Hacker News new | ask | show | jobs
by aleclm 817 days ago
> should SLL decompile to x << y or x << (y % 32)?

I think this a bit of a misguided question. The hardware has a precise semantic defined, usually. QEMU's << behaves similarly to C (undefined behavior for rhs > 32), but this means that the lifter (still QEMU) will account for this and emit code preserving the semantics.

tl;dr: the code we emit should do the right thing depending on what the original instruction did, without making assumptions on what happens in case of C undefined behaviors.

> Ghidra's type system lacks function pointer types

Weird limitation, we support those.

> it doesn't seem to understand stack slot reuse

That's a tricky one. We're now re-designing certain parts of the pipeline to enable LLVM to promote stack accesses to SSA values, which basically solves the stack slot reuse. This is probably one of the most important features experienced reversers ask for.

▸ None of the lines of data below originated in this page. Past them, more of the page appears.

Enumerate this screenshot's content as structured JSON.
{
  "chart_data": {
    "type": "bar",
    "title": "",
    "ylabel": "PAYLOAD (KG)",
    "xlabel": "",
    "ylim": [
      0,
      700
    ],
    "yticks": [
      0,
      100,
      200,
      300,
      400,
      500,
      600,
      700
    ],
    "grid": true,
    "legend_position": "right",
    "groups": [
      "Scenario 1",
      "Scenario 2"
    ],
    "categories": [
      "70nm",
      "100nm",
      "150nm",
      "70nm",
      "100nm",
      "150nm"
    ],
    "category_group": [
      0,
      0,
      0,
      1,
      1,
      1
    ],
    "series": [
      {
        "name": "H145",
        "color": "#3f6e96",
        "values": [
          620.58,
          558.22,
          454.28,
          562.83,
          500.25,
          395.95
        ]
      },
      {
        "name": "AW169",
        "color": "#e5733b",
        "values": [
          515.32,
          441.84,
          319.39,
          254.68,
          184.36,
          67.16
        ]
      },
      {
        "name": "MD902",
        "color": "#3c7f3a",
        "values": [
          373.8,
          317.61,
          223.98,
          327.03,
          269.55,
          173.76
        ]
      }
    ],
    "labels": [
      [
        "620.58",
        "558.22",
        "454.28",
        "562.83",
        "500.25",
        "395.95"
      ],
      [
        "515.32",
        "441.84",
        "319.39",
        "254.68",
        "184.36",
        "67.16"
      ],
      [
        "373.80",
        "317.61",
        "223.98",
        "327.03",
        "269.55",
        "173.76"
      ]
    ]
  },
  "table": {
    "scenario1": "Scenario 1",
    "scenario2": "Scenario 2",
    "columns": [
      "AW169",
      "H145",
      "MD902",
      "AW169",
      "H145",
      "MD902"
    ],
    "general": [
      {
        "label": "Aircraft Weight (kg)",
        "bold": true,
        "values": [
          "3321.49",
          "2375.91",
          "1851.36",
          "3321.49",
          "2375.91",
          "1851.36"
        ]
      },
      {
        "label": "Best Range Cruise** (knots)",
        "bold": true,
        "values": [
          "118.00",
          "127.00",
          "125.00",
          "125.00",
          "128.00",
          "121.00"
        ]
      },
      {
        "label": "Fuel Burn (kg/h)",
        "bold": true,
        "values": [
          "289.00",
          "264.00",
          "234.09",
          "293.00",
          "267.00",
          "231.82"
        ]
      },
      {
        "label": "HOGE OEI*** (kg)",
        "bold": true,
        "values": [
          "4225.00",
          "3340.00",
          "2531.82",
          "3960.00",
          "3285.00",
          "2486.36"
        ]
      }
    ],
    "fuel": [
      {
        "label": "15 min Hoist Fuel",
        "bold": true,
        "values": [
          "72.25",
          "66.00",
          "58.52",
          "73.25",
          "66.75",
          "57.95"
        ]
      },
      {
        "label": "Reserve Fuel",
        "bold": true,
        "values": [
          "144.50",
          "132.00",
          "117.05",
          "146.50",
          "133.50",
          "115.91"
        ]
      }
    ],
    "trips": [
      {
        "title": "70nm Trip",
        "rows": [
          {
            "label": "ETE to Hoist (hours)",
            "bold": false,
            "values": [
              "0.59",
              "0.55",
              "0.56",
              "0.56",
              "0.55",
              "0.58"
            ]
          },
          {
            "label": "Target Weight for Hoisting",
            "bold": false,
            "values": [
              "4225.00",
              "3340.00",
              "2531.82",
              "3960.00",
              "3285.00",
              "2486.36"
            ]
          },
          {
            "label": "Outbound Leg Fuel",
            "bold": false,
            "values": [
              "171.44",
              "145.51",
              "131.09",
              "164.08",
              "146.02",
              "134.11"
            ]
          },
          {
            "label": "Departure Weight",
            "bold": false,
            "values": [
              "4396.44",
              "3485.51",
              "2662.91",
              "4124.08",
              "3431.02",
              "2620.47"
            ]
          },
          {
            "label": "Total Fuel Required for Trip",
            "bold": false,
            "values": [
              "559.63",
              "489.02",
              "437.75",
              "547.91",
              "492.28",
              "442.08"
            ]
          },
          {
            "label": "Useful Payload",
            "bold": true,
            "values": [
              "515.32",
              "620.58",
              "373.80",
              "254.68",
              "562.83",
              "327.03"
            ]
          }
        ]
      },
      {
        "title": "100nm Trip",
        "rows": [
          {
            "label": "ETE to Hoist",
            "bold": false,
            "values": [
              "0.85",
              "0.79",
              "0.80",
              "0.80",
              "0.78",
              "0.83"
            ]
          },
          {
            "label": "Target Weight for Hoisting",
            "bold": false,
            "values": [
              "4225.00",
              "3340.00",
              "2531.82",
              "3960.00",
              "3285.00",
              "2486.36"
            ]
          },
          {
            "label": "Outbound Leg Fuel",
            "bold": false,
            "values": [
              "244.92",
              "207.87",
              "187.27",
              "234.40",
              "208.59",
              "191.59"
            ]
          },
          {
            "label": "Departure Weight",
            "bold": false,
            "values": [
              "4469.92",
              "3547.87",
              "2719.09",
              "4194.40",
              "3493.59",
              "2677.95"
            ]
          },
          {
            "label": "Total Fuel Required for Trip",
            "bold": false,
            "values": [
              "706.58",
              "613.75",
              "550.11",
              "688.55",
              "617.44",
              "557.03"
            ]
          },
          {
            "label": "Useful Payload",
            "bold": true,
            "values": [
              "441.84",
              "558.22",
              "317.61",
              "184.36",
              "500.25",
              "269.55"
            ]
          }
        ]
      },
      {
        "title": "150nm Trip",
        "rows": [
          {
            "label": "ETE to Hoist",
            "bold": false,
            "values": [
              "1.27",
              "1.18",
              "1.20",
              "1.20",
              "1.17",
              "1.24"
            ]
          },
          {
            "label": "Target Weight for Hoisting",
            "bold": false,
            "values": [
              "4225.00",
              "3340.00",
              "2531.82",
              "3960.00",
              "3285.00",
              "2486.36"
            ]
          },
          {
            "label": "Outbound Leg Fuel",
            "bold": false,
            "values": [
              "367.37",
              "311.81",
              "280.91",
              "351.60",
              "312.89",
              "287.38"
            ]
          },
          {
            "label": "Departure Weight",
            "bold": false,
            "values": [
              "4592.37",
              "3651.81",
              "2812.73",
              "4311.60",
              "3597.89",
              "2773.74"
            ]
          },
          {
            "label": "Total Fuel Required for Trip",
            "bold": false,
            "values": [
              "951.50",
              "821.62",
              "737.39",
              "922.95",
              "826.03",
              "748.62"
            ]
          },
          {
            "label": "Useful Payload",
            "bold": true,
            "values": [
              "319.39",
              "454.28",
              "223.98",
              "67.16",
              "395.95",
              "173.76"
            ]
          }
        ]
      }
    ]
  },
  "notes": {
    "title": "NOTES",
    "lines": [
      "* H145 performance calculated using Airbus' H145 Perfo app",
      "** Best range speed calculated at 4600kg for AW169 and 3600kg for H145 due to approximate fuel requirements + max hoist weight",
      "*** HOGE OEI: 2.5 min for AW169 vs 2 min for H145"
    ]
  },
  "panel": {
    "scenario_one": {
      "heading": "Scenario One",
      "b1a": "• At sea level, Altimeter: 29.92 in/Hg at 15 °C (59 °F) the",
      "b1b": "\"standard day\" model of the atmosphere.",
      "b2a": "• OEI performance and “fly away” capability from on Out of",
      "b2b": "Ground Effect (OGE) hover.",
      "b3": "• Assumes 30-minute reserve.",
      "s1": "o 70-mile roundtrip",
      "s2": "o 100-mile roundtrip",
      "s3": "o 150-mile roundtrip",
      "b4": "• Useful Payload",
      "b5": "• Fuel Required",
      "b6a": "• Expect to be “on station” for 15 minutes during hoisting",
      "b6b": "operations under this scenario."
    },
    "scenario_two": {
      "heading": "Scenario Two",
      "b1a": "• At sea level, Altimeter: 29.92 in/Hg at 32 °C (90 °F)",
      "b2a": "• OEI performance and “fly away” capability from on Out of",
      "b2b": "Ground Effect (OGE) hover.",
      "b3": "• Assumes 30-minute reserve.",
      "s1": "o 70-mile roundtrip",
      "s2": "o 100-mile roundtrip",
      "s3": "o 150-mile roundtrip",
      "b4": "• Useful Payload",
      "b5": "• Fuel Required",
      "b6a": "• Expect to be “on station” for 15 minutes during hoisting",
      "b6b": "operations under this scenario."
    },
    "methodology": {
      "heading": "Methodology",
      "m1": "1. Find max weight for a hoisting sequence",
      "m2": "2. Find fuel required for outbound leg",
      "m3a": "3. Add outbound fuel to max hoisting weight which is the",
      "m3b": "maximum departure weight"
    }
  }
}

> that language need not be C--

Making up your own language is temptation one should resist.

Anyway, we're rewriting our backend using an MLIR dialect (we call it clift) which targets C but should be good enough to emit something "similar to C but slightly different". It might make sense to have a different backend there. But a "standard C" backend has to be the first use case.

We thought about emitting C++, it would make our life simpler. But I think targeting non-C as the first and foremost backend would be a mistake.

Also, a Python backend would be cool.

> Analysis necessarily involves...

I would be interested in discussing more what exactly you mean here. Why don't you join our discord server?

> I'd absolutely love to be able to import C++ header files to fill in known structure types

We have a project for importing from header files. Basically we want use a compiler to turn them into DWARF debug symbols and then import those. Not too hard.